The urban canopy formed by the buildings and the surrounding space has a profound impact on the processes in the atmospheric surface layer. For example, if we consider the low level dispersion of pollutants, we have competing mechanisms that increase or decrease the concentrations in the canopy as compared with flat terrain. The decreased average flow in the canopy leads to a decreased dilution and therefore to an increase of the concentrations. On the other hand, the increased turbulence intensity tend to decrease the concentrations. Depending on the situation, as reported by several authors, the concentrations in the canopy can either be lower or greater than the flat terrain value.

To investigate this and other issues, we have performed detailed, high resolution, numerical simulations of the flow in and above an idealized urban canopy, using a E-e turbulence closure model. The idealized canopy is formed by a regular array of obstacles, either cubes or billboards, with different geometrical layout (square and staggered). Different source position relative to the obstacles and different source heights are investigated. The simulations are performed at full scale, not laboratory scale.

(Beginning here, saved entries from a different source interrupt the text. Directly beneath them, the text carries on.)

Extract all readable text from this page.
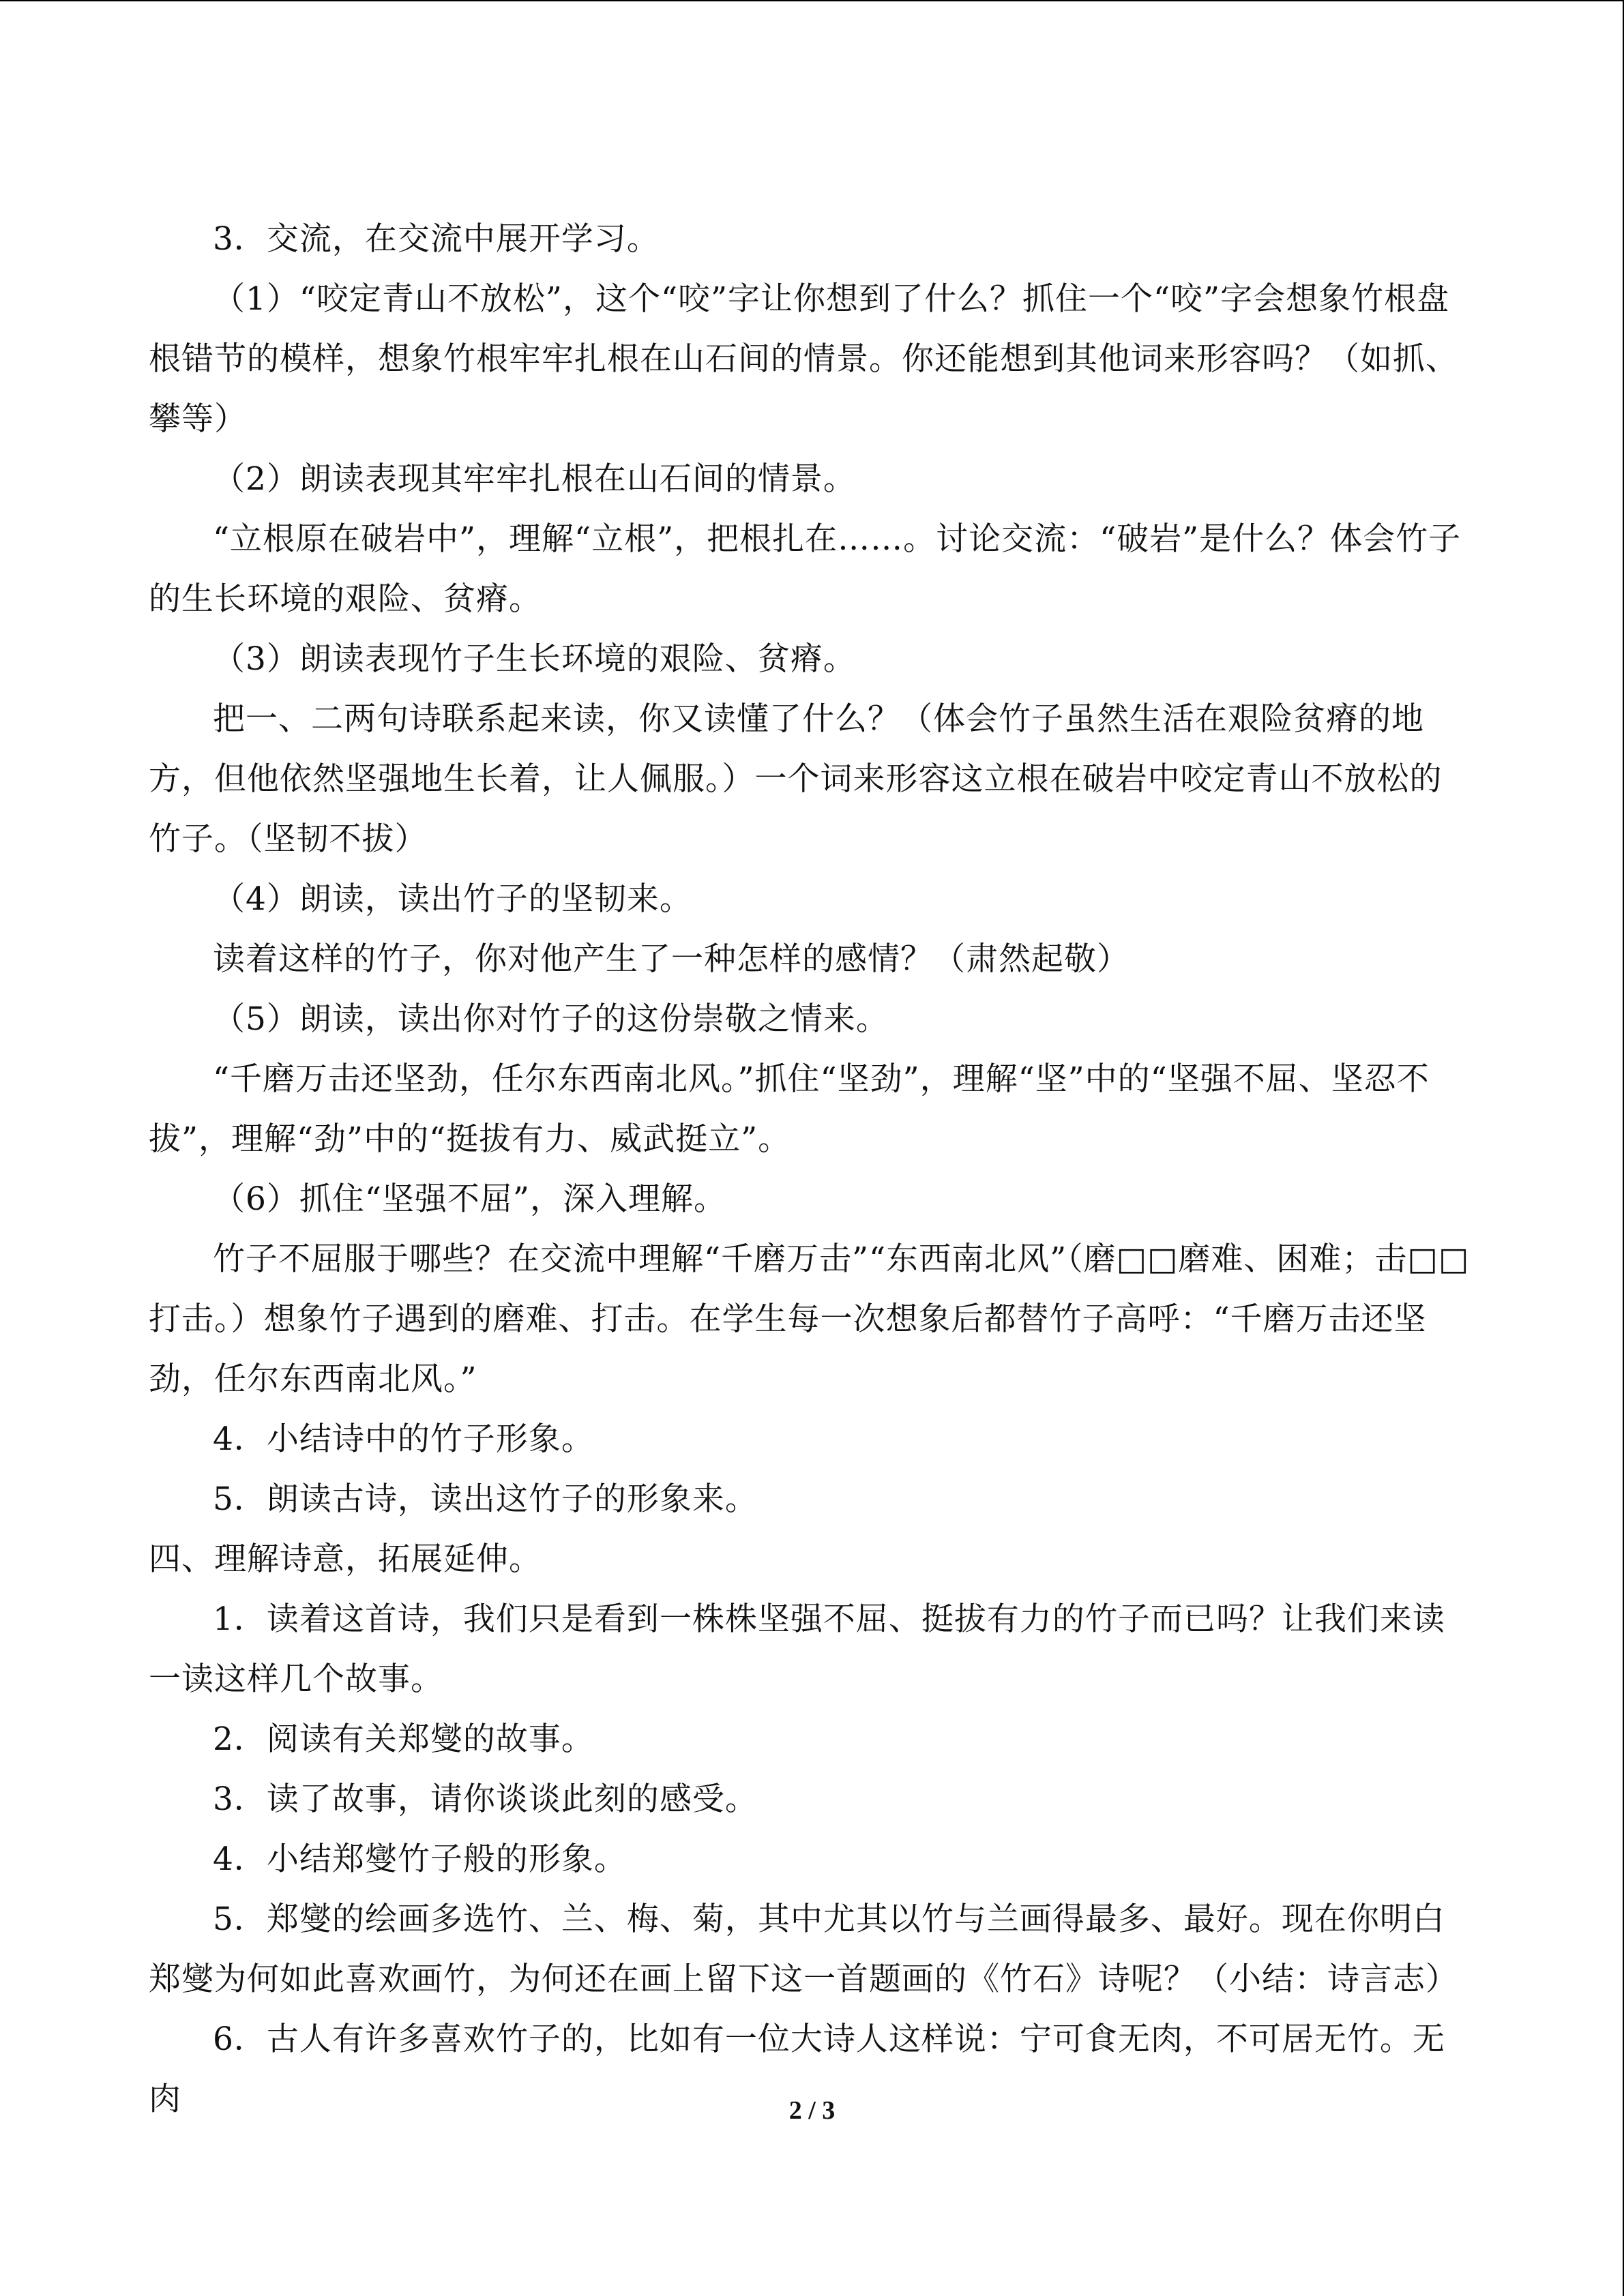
3．交流，在交流中展开学习。

（1）“咬定青山不放松”，这个“咬”字让你想到了什么？抓住一个“咬”字会想象竹根盘根错节的模样，想象竹根牢牢扎根在山石间的情景。你还能想到其他词来形容吗？（如抓、攀等）

（2）朗读表现其牢牢扎根在山石间的情景。

“立根原在破岩中”，理解“立根”，把根扎在……。讨论交流：“破岩”是什么？体会竹子的生长环境的艰险、贫瘠。

（3）朗读表现竹子生长环境的艰险、贫瘠。

把一、二两句诗联系起来读，你又读懂了什么？（体会竹子虽然生活在艰险贫瘠的地方，但他依然坚强地生长着，让人佩服。）一个词来形容这立根在破岩中咬定青山不放松的竹子。（坚韧不拔）

（4）朗读，读出竹子的坚韧来。

读着这样的竹子，你对他产生了一种怎样的感情？（肃然起敬）

（5）朗读，读出你对竹子的这份崇敬之情来。

“千磨万击还坚劲，任尔东西南北风。”抓住“坚劲”，理解“坚”中的“坚强不屈、坚忍不拔”，理解“劲”中的“挺拔有力、威武挺立”。

（6）抓住“坚强不屈”，深入理解。

竹子不屈服于哪些？在交流中理解“千磨万击”“东西南北风”（磨□□磨难、困难；击□□打击。）想象竹子遇到的磨难、打击。在学生每一次想象后都替竹子高呼：“千磨万击还坚劲，任尔东西南北风。”

4．小结诗中的竹子形象。

5．朗读古诗，读出这竹子的形象来。

四、理解诗意，拓展延伸。

1．读着这首诗，我们只是看到一株株坚强不屈、挺拔有力的竹子而已吗？让我们来读一读这样几个故事。

2．阅读有关郑燮的故事。

3．读了故事，请你谈谈此刻的感受。

4．小结郑燮竹子般的形象。

5．郑燮的绘画多选竹、兰、梅、菊，其中尤其以竹与兰画得最多、最好。现在你明白郑燮为何如此喜欢画竹，为何还在画上留下这一首题画的《竹石》诗呢？（小结：诗言志）

6．古人有许多喜欢竹子的，比如有一位大诗人这样说：宁可食无肉，不可居无竹。无肉	2 / 3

The tridimensional fields around the obstacles are used to compute the cross stream averaged vertical concentration profiles. These profiles are then compared for different geometry to identify the effect of the canopy. Previously we had performed similar analyses with the mean velocity and turbulence and compared them with laboratory measurements and field data.

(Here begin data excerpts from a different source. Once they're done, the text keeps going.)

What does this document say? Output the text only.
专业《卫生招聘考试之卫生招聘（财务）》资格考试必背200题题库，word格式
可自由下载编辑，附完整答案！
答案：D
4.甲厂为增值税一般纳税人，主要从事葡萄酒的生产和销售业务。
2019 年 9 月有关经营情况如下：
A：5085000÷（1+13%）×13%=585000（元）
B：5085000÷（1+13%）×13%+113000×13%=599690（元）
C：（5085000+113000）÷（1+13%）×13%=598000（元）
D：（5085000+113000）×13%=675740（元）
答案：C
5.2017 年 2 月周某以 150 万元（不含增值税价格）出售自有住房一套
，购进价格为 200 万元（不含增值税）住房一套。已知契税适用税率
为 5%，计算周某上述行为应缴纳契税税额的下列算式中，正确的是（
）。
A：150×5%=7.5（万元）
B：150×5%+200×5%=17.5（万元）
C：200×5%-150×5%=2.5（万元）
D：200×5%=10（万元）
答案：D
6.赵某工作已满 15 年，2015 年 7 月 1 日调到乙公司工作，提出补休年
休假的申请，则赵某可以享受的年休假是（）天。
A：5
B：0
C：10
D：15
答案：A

For the concentration, when we compare then with the flat terrain profile, we find that in all cases the values just above the canopy are higher, corresponding to better mixed profiles, up to 2 or 3 canopy height. Above that, the flat terrain concentrations are systematically higher, in accordance with a simple mass balance. In the canopy itself, however, we have mixed results with sometime lower and sometime higher concentrations, which are obtained for cube obstacles in a square configuration.